It feels like just yesterday New York rapper Michael Bonema – AKA MIKE – released War In My Pen, the final of four projects he would publish in 2018.
In a genre where new material is demanded at an almost unbelievable pace (and where fans will take matters into their own hands if those demands are not met) the tape was only the latest showcase of MIKE’s ability to keep up. A solid summation of the various ideas that informed breakthrough albums and EPs like MAY GOD BLESS YOUR HUSTLE and BY THE WATER, WAR IN MY PEN was an artistic total package with something for everyone. More so an affirmation of the artist’s place in the industry, as opposed to anything dramatic or unexpected. His newest project, tears of joy is, by contrast, a confident step forward into thrilling new territories, and an artistic accomplishment by any measure, establishing a new high watermark for MIKE and a new line in the sand for his experimental rap contemporaries.
Each song here functions like a tiny piece of a larger diorama, with the final product feeling at all times both carefully considered and freely improvised. The dust on the mirror in an old apartment, the sound of the 2 train outside, summer rain falling on chalk-covered concrete, they’re all details that are as individually important to the story being told as they are open to endless poetical tangents on time, place, and identity. It doesn’t hurt, either, that they come over some of MIKE’s best ever production. Though not entirely self-produced like his previous project, tears of joy is no less cohesive sonically. Rather, the same ideas you’ve come to expect from the artist and the rest of the sLUms collective (stuttering vocal samples, off kilter drum patterns, etc.) are found, here, more fleshed out and buzzing with energy than ever before.
Electric pianos zig-zag endlessly on “Whole Wide World” soul samples clatter gorgeously against trap drums on “Goin’ Truuu” and, on “Summer 17” jittery flutes and vocals slide off the back of what is undeniably the heaviest bass to ever feature in a MIKE song. The self-produced instrumentals, meanwhile – still done under the dj blackpower alias – reach new heights of complexity without losing any of the roughness that has made them so consistently charming and emotionally potent.
This isn’t to say, however, that the imagery or instrumentals ever steal the show or distract from what is MIKE’s most narratively driven work yet. tears of joy is about the passing of Bonema’s mother, and the journey taken to accept that loss. It’s as harrowing as you’d expect, and, though not a stranger to introspection by any means, finds the artist, for the first time, reaching what seem to be the very depths of his character. Lyrics still morph and modulate in real time, jumping from personal storytelling to political commentary to one-liners as relentlessly as ever.
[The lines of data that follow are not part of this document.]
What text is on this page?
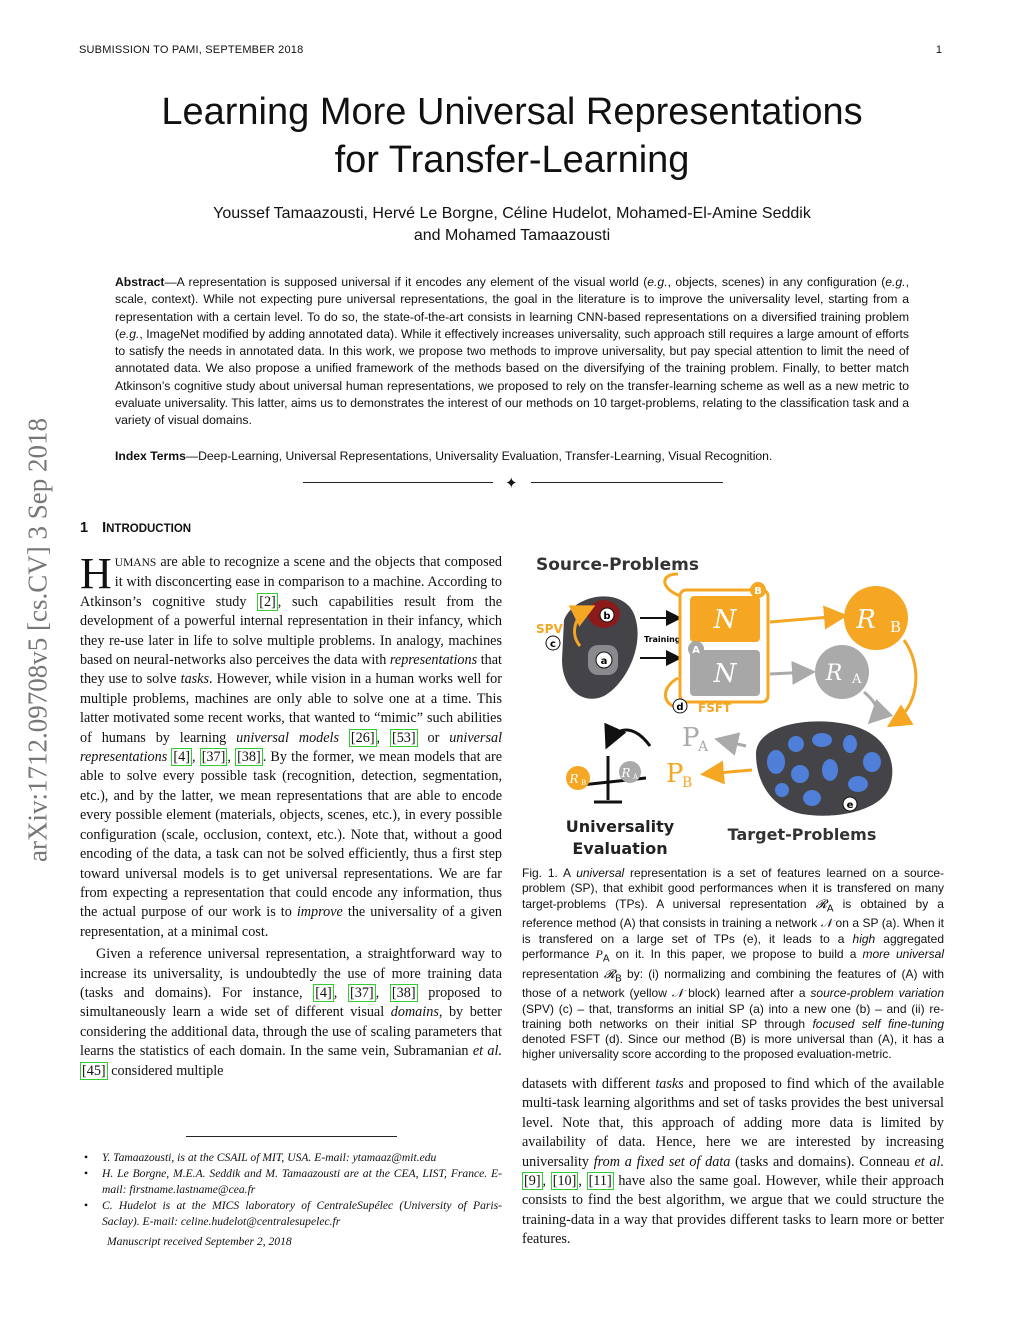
SUBMISSION TO PAMI, SEPTEMBER 2018	1
Learning More Universal Representations
for Transfer-Learning
Youssef Tamaazousti, Hervé Le Borgne, Céline Hudelot, Mohamed-El-Amine Seddik
and Mohamed Tamaazousti
arXiv:1712.09708v5 [cs.CV] 3 Sep 2018
Abstract—A representation is supposed universal if it encodes any element of the visual world (e.g., objects, scenes) in any configuration (e.g., scale, context). While not expecting pure universal representations, the goal in the literature is to improve the universality level, starting from a representation with a certain level. To do so, the state-of-the-art consists in learning CNN-based representations on a diversified training problem (e.g., ImageNet modified by adding annotated data). While it effectively increases universality, such approach still requires a large amount of efforts to satisfy the needs in annotated data. In this work, we propose two methods to improve universality, but pay special attention to limit the need of annotated data. We also propose a unified framework of the methods based on the diversifying of the training problem. Finally, to better match Atkinson’s cognitive study about universal human representations, we proposed to rely on the transfer-learning scheme as well as a new metric to evaluate universality. This latter, aims us to demonstrates the interest of our methods on 10 target-problems, relating to the classification task and a variety of visual domains.
Index Terms—Deep-Learning, Universal Representations, Universality Evaluation, Transfer-Learning, Visual Recognition.
✦
1 INTRODUCTION

HUMANS are able to recognize a scene and the objects that composed it with disconcerting ease in comparison to a machine. According to Atkinson’s cognitive study [2] , such capabilities result from the development of a powerful internal representation in their infancy, which they re-use later in life to solve multiple problems. In analogy, machines based on neural-networks also perceives the data with representations that they use to solve tasks. However, while vision in a human works well for multiple problems, machines are only able to solve one at a time. This latter motivated some recent works, that wanted to “mimic” such abilities of humans by learning universal models [26] , [53] or universal representations [4] , [37] , [38] . By the former, we mean models that are able to solve every possible task (recognition, detection, segmentation, etc.), and by the latter, we mean representations that are able to encode every possible element (materials, objects, scenes, etc.), in every possible configuration (scale, occlusion, context, etc.). Note that, without a good encoding of the data, a task can not be solved efficiently, thus a first step toward universal models is to get universal representations. We are far from expecting a representation that could encode any information, thus the actual purpose of our work is to improve the universality of a given representation, at a minimal cost.

Given a reference universal representation, a straightforward way to increase its universality, is undoubtedly the use of more training data (tasks and domains). For instance, [4] , [37] , [38] proposed to simultaneously learn a wide set of different visual domains, by better considering the additional data, through the use of scaling parameters that learns the statistics of each domain. In the same vein, Subramanian et al. [45] considered multiple

• Y. Tamaazousti, is at the CSAIL of MIT, USA. E-mail: ytamaaz@mit.edu
• H. Le Borgne, M.E.A. Seddik and M. Tamaazousti are at the CEA, LIST, France. E-mail: firstname.lastname@cea.fr
• C. Hudelot is at the MICS laboratory of CentraleSupélec (University of Paris-Saclay). E-mail: celine.hudelot@centralesupelec.fr
Manuscript received September 2, 2018
Source-Problems
b
a
SPV
c	Training
N
N
B
A
d FSFT
R B
R A
e
P
A
P
B
R B
R A
Universality
Evaluation
Target-Problems
Fig. 1. A universal representation is a set of features learned on a source-problem (SP), that exhibit good performances when it is transfered on many target-problems (TPs). A universal representation 𝓡$_A$ is obtained by a reference method (A) that consists in training a network 𝒩 on a SP (a). When it is transfered on a large set of TPs (e), it leads to a high aggregated performance $P_A$ on it. In this paper, we propose to build a more universal representation 𝓡$_B$ by: (i) normalizing and combining the features of (A) with those of a network (yellow 𝒩 block) learned after a source-problem variation (SPV) (c) – that, transforms an initial SP (a) into a new one (b) – and (ii) re-training both networks on their initial SP through focused self fine-tuning denoted FSFT (d). Since our method (B) is more universal than (A), it has a higher universality score according to the proposed evaluation-metric.
datasets with different tasks and proposed to find which of the available multi-task learning algorithms and set of tasks provides the best universal level. Note that, this approach of adding more data is limited by availability of data. Hence, here we are interested by increasing universality from a fixed set of data (tasks and domains). Conneau et al. [9] , [10] , [11] have also the same goal. However, while their approach consists to find the best algorithm, we argue that we could structure the training-data in a way that provides different tasks to learn more or better features.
Now, however, a pervading and unmistakable sense of grief underscores it all.
On opener “Scarred Lungs Vol. 1 & 2” MIKE raps “the feeling when you got robbed / somebody playing with my mom I hope it’s not God / somebody laying in demise I hope it’s not ours.” Later, on “memorial” he raps “I couldn’t write about much because it hurt mind / why does trying seem to buck me at the worst times? / ever since my mom was flying out of touch now / why you always see me high it’s hard to come down.” Later still, on “Sleepwalk” he continues, “smoking many spliffs ‘cause I can’t sleep at night / running through these kicks I’m on my reaper’s time / burning, I just think about the sweeter times / make them prices high even when that fee declined.”
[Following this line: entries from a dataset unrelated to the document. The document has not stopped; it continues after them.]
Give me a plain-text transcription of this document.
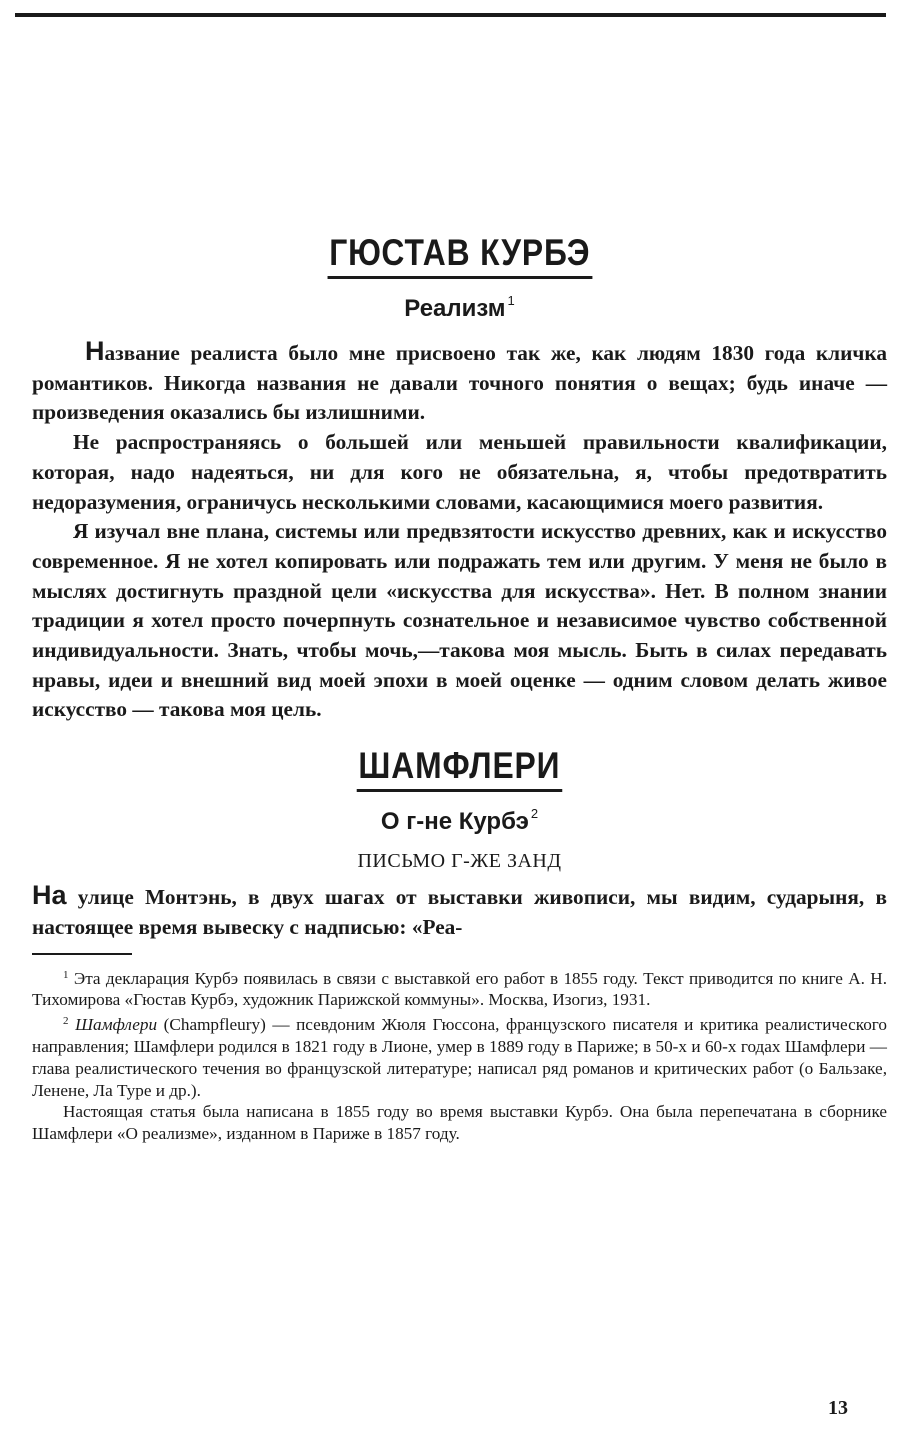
ГЮСТАВ КУРБЭ
Реализм $^1$

Название реалиста было мне присвоено так же, как людям 1830 года кличка романтиков. Никогда названия не давали точного понятия о вещах; будь иначе — произведения оказались бы излишними.

Не распространяясь о большей или меньшей правильности квалификации, которая, надо надеяться, ни для кого не обязательна, я, чтобы предотвратить недоразумения, ограничусь несколькими словами, касающимися моего развития.

Я изучал вне плана, системы или предвзятости искусство древних, как и искусство современное. Я не хотел копировать или подражать тем или другим. У меня не было в мыслях достигнуть праздной цели «искусства для искусства». Нет. В полном знании традиции я хотел просто почерпнуть сознательное и независимое чувство собственной индивидуальности. Знать, чтобы мочь,—такова моя мысль. Быть в силах передавать нравы, идеи и внешний вид моей эпохи в моей оценке — одним словом делать живое искусство — такова моя цель.

ШАМФЛЕРИ
О г-не Курбэ $^2$
ПИСЬМО Г-ЖЕ ЗАНД

На улице Монтэнь, в двух шагах от выставки живописи, мы видим, сударыня, в настоящее время вывеску с надписью: «Реа-

$^1$ Эта декларация Курбэ появилась в связи с выставкой его работ в 1855 году. Текст приводится по книге А. Н. Тихомирова «Гюстав Курбэ, художник Парижской коммуны». Москва, Изогиз, 1931.

$^2$ Шамфлери (Champfleury) — псевдоним Жюля Гюссона, французского писателя и критика реалистического направления; Шамфлери родился в 1821 году в Лионе, умер в 1889 году в Париже; в 50-х и 60-х годах Шамфлери — глава реалистического течения во французской литературе; написал ряд романов и критических работ (о Бальзаке, Ленене, Ла Туре и др.).

Настоящая статья была написана в 1855 году во время выставки Курбэ. Она была перепечатана в сборнике Шамфлери «О реализме», изданном в Париже в 1857 году.

13
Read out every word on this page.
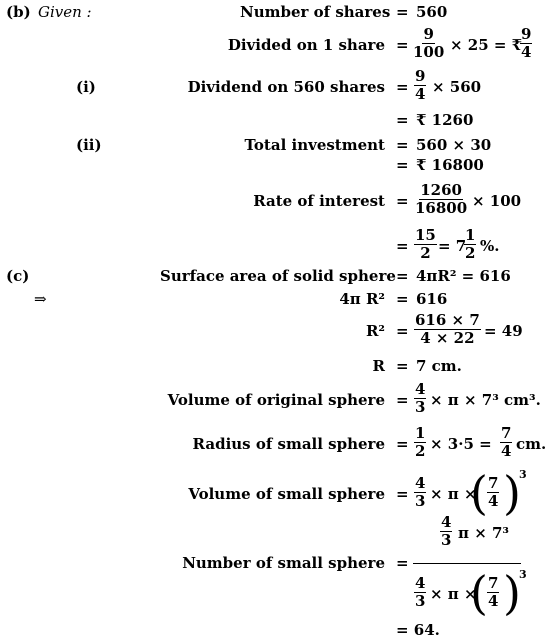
(b) Given :	Number of shares = 560
Divided on 1 share = $\frac{9}{100} \times 25$ = ₹
$\frac{9}{4}$
(i)	Dividend on 560 shares = $\frac{9}{4} \times 560$
= ₹ 1260
(ii)	Total investment = 560 × 30
= ₹ 16800
Rate of interest = $\frac{1260}{16800} \times 100$
= $\frac{15}{2} = 7$
$\frac{1}{2}$ %.
(c)
⇒
Surface area of solid sphere = 4πR² = 616
4π R² = 616
$R^2 = \frac{616 \times 7}{4 \times 22} = 49$
R = 7 cm.
Volume of original sphere = $\frac{4}{3} \times \pi \times 7^3$ cm³.
Radius of small sphere = $\frac{1}{2} \times 3\cdot 5 = \frac{7}{4}$ cm.
Volume of small sphere = $\frac{4}{3} \times \pi$ ×
( $\frac{7}{4}$ )
3
Number of small sphere =
$\frac{4}{3}$ π × 7³
$\frac{4}{3} \times \pi$ ×
( $\frac{7}{4}$ )
3
= 64.
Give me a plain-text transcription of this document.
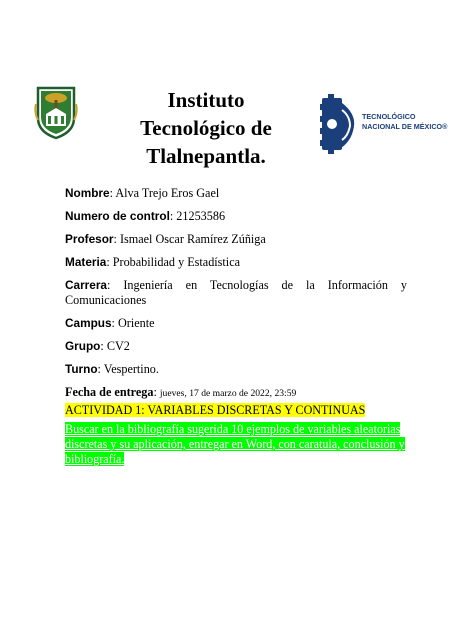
Instituto
Tecnológico de Tlalnepantla.
TECNOLÓGICO
NACIONAL DE MÉXICO®

Nombre: Alva Trejo Eros Gael

Numero de control: 21253586

Profesor: Ismael Oscar Ramírez Zúñiga

Materia: Probabilidad y Estadística

Carrera: Ingeniería en Tecnologías de la Información y Comunicaciones

Campus: Oriente

Grupo: CV2

Turno: Vespertino.

Fecha de entrega: jueves, 17 de marzo de 2022, 23:59

ACTIVIDAD 1: VARIABLES DISCRETAS Y CONTINUAS
Buscar en la bibliografía sugerida 10 ejemplos de variables aleatorias discretas y su aplicación, entregar en Word, con caratula, conclusión y bibliografía.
Each of these lines is from a different point on the record, and yet it feels as though they could all be a part of one continuous verse. This, combined with a general lack of hooks and consistently abstract song structures, makes for a narratively driven record that feels more scattered and raw than linear and conceptual, but is made all the better for it. Grief isn’t something that people always express poetically or without self-contradiction. MIKE knows this, and makes no attempt to straighten out his sound to tell his story. Rather, tears of joy is presented plainly, with all its frayed edges and crooked lines left in the open, and makes for the most compelling, devastating, and uplifting work of his career. On “suffocate” MIKE raps “I couldn’t cut the pain, it only bring the moments I miss / under the summer rain my heart glows straight through the mist / hissin at other strains, noises, they fade in the mix.”
The noises here don’t just fade into the mix, they bring it to life.